Phages (bacteriophages) are viruses that attack bacteria – in this context, bacteria in our intestinal microbiome. The classic lytic phage attacks bacteria by attaching to the surface of the bacterium and injecting its genetic material into the bacterium. It takes over the bacterium’s metabolism and redirects it to create new viruses. The bacterial cell, now taken over by the phage, will explode and send a lot of new phages into the surrounding area, which can then attack new bacteria.
Postdoc at FOOD Tomasz Cieplak about the research and the TSI:
Professor Dennis Sandris Nielsen, Department of Food Science, University of Copenhagen, firstname.lastname@example.org
Postdoc Tomasz Cieplak, Department of Food Science, University of Copenhagen, email@example.com
Communications Officer, Lene Hundborg Koss, Department of Food Science (FOOD), University of Copenhagen, firstname.lastname@example.org.
Facts about the research
The research article “A bacteriophage cocktail targeting Escherichia coli reduces E. coli in simulated gut conditions, while preserving a non-targeted representative commensal normal microbiota” is published in the scientific journal Gut Microbes.
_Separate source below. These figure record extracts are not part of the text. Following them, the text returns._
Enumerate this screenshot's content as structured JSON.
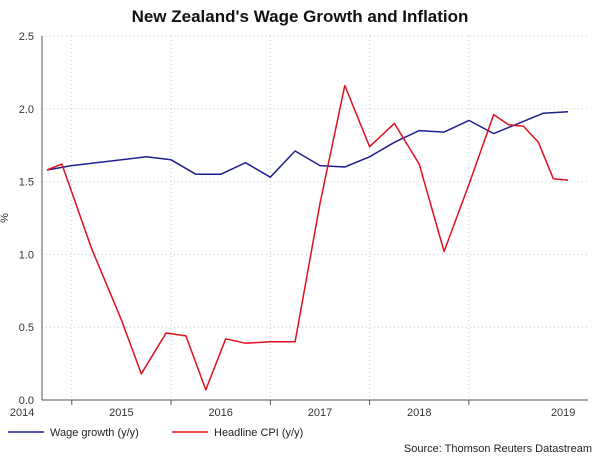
{
  "chart_data": {
    "type": "line",
    "title": "New Zealand's Wage Growth and Inflation",
    "ylabel": "%",
    "xlabel": "",
    "ylim": [
      0,
      2.5
    ],
    "yticks": [
      "0.0",
      "0.5",
      "1.0",
      "1.5",
      "2.0",
      "2.5"
    ],
    "xlim": [
      2013.7,
      2019.2
    ],
    "xticks": [
      "2014",
      "2015",
      "2016",
      "2017",
      "2018",
      "2019"
    ],
    "grid": true,
    "legend_position": "bottom-left",
    "source": "Source: Thomson Reuters Datastream",
    "series": [
      {
        "name": "Wage growth (y/y)",
        "color": "#1f1f8f",
        "x": [
          2013.75,
          2014.0,
          2014.75,
          2015.0,
          2015.25,
          2015.5,
          2015.75,
          2016.0,
          2016.25,
          2016.5,
          2016.75,
          2017.0,
          2017.25,
          2017.5,
          2017.75,
          2018.0,
          2018.25,
          2018.5,
          2018.75,
          2019.0
        ],
        "values": [
          1.58,
          1.61,
          1.67,
          1.65,
          1.55,
          1.55,
          1.63,
          1.53,
          1.71,
          1.61,
          1.6,
          1.67,
          1.77,
          1.85,
          1.84,
          1.92,
          1.83,
          1.9,
          1.97,
          1.98
        ]
      },
      {
        "name": "Headline CPI (y/y)",
        "color": "#e0101c",
        "x": [
          2013.75,
          2013.9,
          2014.2,
          2014.5,
          2014.7,
          2014.95,
          2015.15,
          2015.35,
          2015.55,
          2015.75,
          2016.0,
          2016.25,
          2016.5,
          2016.75,
          2017.0,
          2017.25,
          2017.5,
          2017.75,
          2018.0,
          2018.25,
          2018.4,
          2018.55,
          2018.7,
          2018.85,
          2019.0
        ],
        "values": [
          1.58,
          1.62,
          1.04,
          0.55,
          0.18,
          0.46,
          0.44,
          0.07,
          0.42,
          0.39,
          0.4,
          0.4,
          1.35,
          2.16,
          1.74,
          1.9,
          1.62,
          1.02,
          1.48,
          1.96,
          1.89,
          1.88,
          1.77,
          1.52,
          1.51
        ]
      }
    ]
  }
}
The authors are: Tomasz Cieplak, postdoc at the Department of Food Science at the University of Copenhagen (FOOD), Nitzan Soffer, Intralytix, Alexander Sulakvelidze, Intralytix, and Dennis Sandris Nielsen, professor at FOOD.
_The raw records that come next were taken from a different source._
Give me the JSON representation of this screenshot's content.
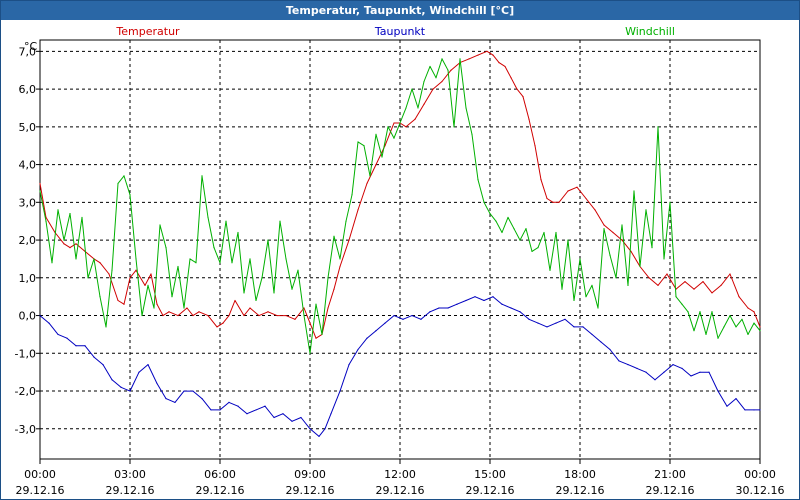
{
  "window": {
    "title": "Temperatur, Taupunkt, Windchill [°C]"
  },
  "colors": {
    "titlebar": "#2a67a6",
    "grid": "#000000",
    "temperatur": "#d00000",
    "taupunkt": "#0000c0",
    "windchill": "#00b000"
  },
  "chart_data": {
    "type": "line",
    "title": "Temperatur, Taupunkt, Windchill [°C]",
    "ylabel": "°C",
    "xlabel": "",
    "ylim": [
      -3.8,
      7.3
    ],
    "xlim": [
      0,
      24
    ],
    "grid": true,
    "yticks": [
      {
        "value": 7,
        "label": "7,0"
      },
      {
        "value": 6,
        "label": "6,0"
      },
      {
        "value": 5,
        "label": "5,0"
      },
      {
        "value": 4,
        "label": "4,0"
      },
      {
        "value": 3,
        "label": "3,0"
      },
      {
        "value": 2,
        "label": "2,0"
      },
      {
        "value": 1,
        "label": "1,0"
      },
      {
        "value": 0,
        "label": "0,0"
      },
      {
        "value": -1,
        "label": "-1,0"
      },
      {
        "value": -2,
        "label": "-2,0"
      },
      {
        "value": -3,
        "label": "-3,0"
      }
    ],
    "xticks": [
      {
        "value": 0,
        "time": "00:00",
        "date": "29.12.16"
      },
      {
        "value": 3,
        "time": "03:00",
        "date": "29.12.16"
      },
      {
        "value": 6,
        "time": "06:00",
        "date": "29.12.16"
      },
      {
        "value": 9,
        "time": "09:00",
        "date": "29.12.16"
      },
      {
        "value": 12,
        "time": "12:00",
        "date": "29.12.16"
      },
      {
        "value": 15,
        "time": "15:00",
        "date": "29.12.16"
      },
      {
        "value": 18,
        "time": "18:00",
        "date": "29.12.16"
      },
      {
        "value": 21,
        "time": "21:00",
        "date": "29.12.16"
      },
      {
        "value": 24,
        "time": "00:00",
        "date": "30.12.16"
      }
    ],
    "series": [
      {
        "name": "Temperatur",
        "legend_position": "top-left",
        "color": "#d00000",
        "x": [
          0,
          0.2,
          0.5,
          0.8,
          1.0,
          1.2,
          1.5,
          1.8,
          2.0,
          2.3,
          2.6,
          2.8,
          3.0,
          3.2,
          3.5,
          3.7,
          3.9,
          4.1,
          4.3,
          4.6,
          4.9,
          5.1,
          5.3,
          5.6,
          5.9,
          6.1,
          6.3,
          6.5,
          6.8,
          7.0,
          7.3,
          7.6,
          7.9,
          8.2,
          8.5,
          8.8,
          9.0,
          9.2,
          9.4,
          9.6,
          9.8,
          10.0,
          10.3,
          10.6,
          10.9,
          11.2,
          11.5,
          11.8,
          12.0,
          12.2,
          12.5,
          12.8,
          13.1,
          13.4,
          13.7,
          14.0,
          14.3,
          14.6,
          14.9,
          15.1,
          15.3,
          15.5,
          15.7,
          15.9,
          16.1,
          16.3,
          16.5,
          16.7,
          16.9,
          17.1,
          17.3,
          17.6,
          17.9,
          18.2,
          18.5,
          18.8,
          19.1,
          19.4,
          19.7,
          20.0,
          20.3,
          20.6,
          20.9,
          21.2,
          21.5,
          21.8,
          22.1,
          22.4,
          22.7,
          23.0,
          23.3,
          23.6,
          23.8,
          24.0
        ],
        "y": [
          3.5,
          2.6,
          2.2,
          1.9,
          1.8,
          1.9,
          1.7,
          1.5,
          1.4,
          1.1,
          0.4,
          0.3,
          1.0,
          1.2,
          0.8,
          1.1,
          0.3,
          0.0,
          0.1,
          0.0,
          0.2,
          0.0,
          0.1,
          0.0,
          -0.3,
          -0.2,
          0.0,
          0.4,
          0.0,
          0.2,
          0.0,
          0.1,
          0.0,
          0.0,
          -0.1,
          0.2,
          -0.2,
          -0.6,
          -0.5,
          0.2,
          0.7,
          1.3,
          2.0,
          2.8,
          3.5,
          4.0,
          4.5,
          5.1,
          5.1,
          5.0,
          5.2,
          5.6,
          6.0,
          6.2,
          6.5,
          6.7,
          6.8,
          6.9,
          7.0,
          6.9,
          6.7,
          6.6,
          6.3,
          6.0,
          5.8,
          5.2,
          4.5,
          3.6,
          3.1,
          3.0,
          3.0,
          3.3,
          3.4,
          3.1,
          2.8,
          2.4,
          2.2,
          2.0,
          1.7,
          1.3,
          1.0,
          0.8,
          1.1,
          0.7,
          0.9,
          0.7,
          0.9,
          0.6,
          0.8,
          1.1,
          0.5,
          0.2,
          0.1,
          -0.3
        ]
      },
      {
        "name": "Taupunkt",
        "legend_position": "top-center",
        "color": "#0000c0",
        "x": [
          0,
          0.3,
          0.6,
          0.9,
          1.2,
          1.5,
          1.8,
          2.1,
          2.4,
          2.7,
          3.0,
          3.3,
          3.6,
          3.9,
          4.2,
          4.5,
          4.8,
          5.1,
          5.4,
          5.7,
          6.0,
          6.3,
          6.6,
          6.9,
          7.2,
          7.5,
          7.8,
          8.1,
          8.4,
          8.7,
          9.0,
          9.3,
          9.5,
          9.7,
          10.0,
          10.3,
          10.6,
          10.9,
          11.2,
          11.5,
          11.8,
          12.1,
          12.4,
          12.7,
          13.0,
          13.3,
          13.6,
          13.9,
          14.2,
          14.5,
          14.8,
          15.1,
          15.4,
          15.7,
          16.0,
          16.3,
          16.6,
          16.9,
          17.2,
          17.5,
          17.8,
          18.1,
          18.4,
          18.7,
          19.0,
          19.3,
          19.6,
          19.9,
          20.2,
          20.5,
          20.8,
          21.1,
          21.4,
          21.7,
          22.0,
          22.3,
          22.6,
          22.9,
          23.2,
          23.5,
          23.8,
          24.0
        ],
        "y": [
          0.0,
          -0.2,
          -0.5,
          -0.6,
          -0.8,
          -0.8,
          -1.1,
          -1.3,
          -1.7,
          -1.9,
          -2.0,
          -1.5,
          -1.3,
          -1.8,
          -2.2,
          -2.3,
          -2.0,
          -2.0,
          -2.2,
          -2.5,
          -2.5,
          -2.3,
          -2.4,
          -2.6,
          -2.5,
          -2.4,
          -2.7,
          -2.6,
          -2.8,
          -2.7,
          -3.0,
          -3.2,
          -3.0,
          -2.6,
          -2.0,
          -1.3,
          -0.9,
          -0.6,
          -0.4,
          -0.2,
          0.0,
          -0.1,
          0.0,
          -0.1,
          0.1,
          0.2,
          0.2,
          0.3,
          0.4,
          0.5,
          0.4,
          0.5,
          0.3,
          0.2,
          0.1,
          -0.1,
          -0.2,
          -0.3,
          -0.2,
          -0.1,
          -0.3,
          -0.3,
          -0.5,
          -0.7,
          -0.9,
          -1.2,
          -1.3,
          -1.4,
          -1.5,
          -1.7,
          -1.5,
          -1.3,
          -1.4,
          -1.6,
          -1.5,
          -1.5,
          -2.0,
          -2.4,
          -2.2,
          -2.5,
          -2.5,
          -2.5
        ]
      },
      {
        "name": "Windchill",
        "legend_position": "top-right",
        "color": "#00b000",
        "x": [
          0,
          0.2,
          0.4,
          0.6,
          0.8,
          1.0,
          1.2,
          1.4,
          1.6,
          1.8,
          2.0,
          2.2,
          2.4,
          2.6,
          2.8,
          3.0,
          3.2,
          3.4,
          3.6,
          3.8,
          4.0,
          4.2,
          4.4,
          4.6,
          4.8,
          5.0,
          5.2,
          5.4,
          5.6,
          5.8,
          6.0,
          6.2,
          6.4,
          6.6,
          6.8,
          7.0,
          7.2,
          7.4,
          7.6,
          7.8,
          8.0,
          8.2,
          8.4,
          8.6,
          8.8,
          9.0,
          9.2,
          9.4,
          9.6,
          9.8,
          10.0,
          10.2,
          10.4,
          10.6,
          10.8,
          11.0,
          11.2,
          11.4,
          11.6,
          11.8,
          12.0,
          12.2,
          12.4,
          12.6,
          12.8,
          13.0,
          13.2,
          13.4,
          13.6,
          13.8,
          14.0,
          14.2,
          14.4,
          14.6,
          14.8,
          15.0,
          15.2,
          15.4,
          15.6,
          15.8,
          16.0,
          16.2,
          16.4,
          16.6,
          16.8,
          17.0,
          17.2,
          17.4,
          17.6,
          17.8,
          18.0,
          18.2,
          18.4,
          18.6,
          18.8,
          19.0,
          19.2,
          19.4,
          19.6,
          19.8,
          20.0,
          20.2,
          20.4,
          20.6,
          20.8,
          21.0,
          21.2,
          21.4,
          21.6,
          21.8,
          22.0,
          22.2,
          22.4,
          22.6,
          22.8,
          23.0,
          23.2,
          23.4,
          23.6,
          23.8,
          24.0
        ],
        "y": [
          3.3,
          2.5,
          1.4,
          2.8,
          2.0,
          2.7,
          1.5,
          2.6,
          1.0,
          1.5,
          0.5,
          -0.3,
          1.2,
          3.5,
          3.7,
          3.2,
          1.5,
          0.0,
          0.8,
          0.2,
          2.4,
          1.8,
          0.5,
          1.3,
          0.2,
          1.5,
          1.4,
          3.7,
          2.6,
          1.8,
          1.4,
          2.5,
          1.4,
          2.2,
          0.6,
          1.5,
          0.4,
          1.0,
          2.0,
          0.6,
          2.5,
          1.5,
          0.7,
          1.2,
          0.0,
          -1.0,
          0.3,
          -0.5,
          1.0,
          2.1,
          1.5,
          2.5,
          3.2,
          4.6,
          4.5,
          3.7,
          4.8,
          4.2,
          5.0,
          4.7,
          5.1,
          5.5,
          6.0,
          5.5,
          6.2,
          6.6,
          6.3,
          6.8,
          6.5,
          5.0,
          6.8,
          5.5,
          4.8,
          3.6,
          3.0,
          2.7,
          2.5,
          2.2,
          2.6,
          2.3,
          2.0,
          2.3,
          1.7,
          1.8,
          2.2,
          1.2,
          2.2,
          0.7,
          2.0,
          0.4,
          1.5,
          0.5,
          0.8,
          0.2,
          2.3,
          1.6,
          1.0,
          2.4,
          0.8,
          3.3,
          1.3,
          2.8,
          1.8,
          5.0,
          1.5,
          3.0,
          0.5,
          0.3,
          0.1,
          -0.4,
          0.1,
          -0.5,
          0.1,
          -0.6,
          -0.3,
          0.0,
          -0.3,
          -0.1,
          -0.5,
          -0.2,
          -0.4
        ]
      }
    ]
  }
}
The research was carried out in collaboration between FOOD and Intralytix Inc., Baltimore, USA, which was the first company to receive the Federal Drug Administration’s (FDA’s) approval to use bacteriophages in food safety applications. The company produces several products based on bacteriophages to fight food-borne pathogens. Recently, Intralytix was granted clearance by the FDA to initiate Phase I/II clinical trials for testing the efficiency of bacteriophages in the treatment of inflammatory bowel disease. The Company holds several bacteriophage-related patents (including two US patents on using phages for modulating animal - including human – microbiomes) and is actively expanding its product portfolio of phage-based preparations for modulating human microbiota for various health benefits.
The development of the TSI small intestinal model was financed via the People Programme (Marie Curie Actions) of the European Union’s Seventh Framework Programme FP7/2007-2013/under REA grant agreement n° 606713.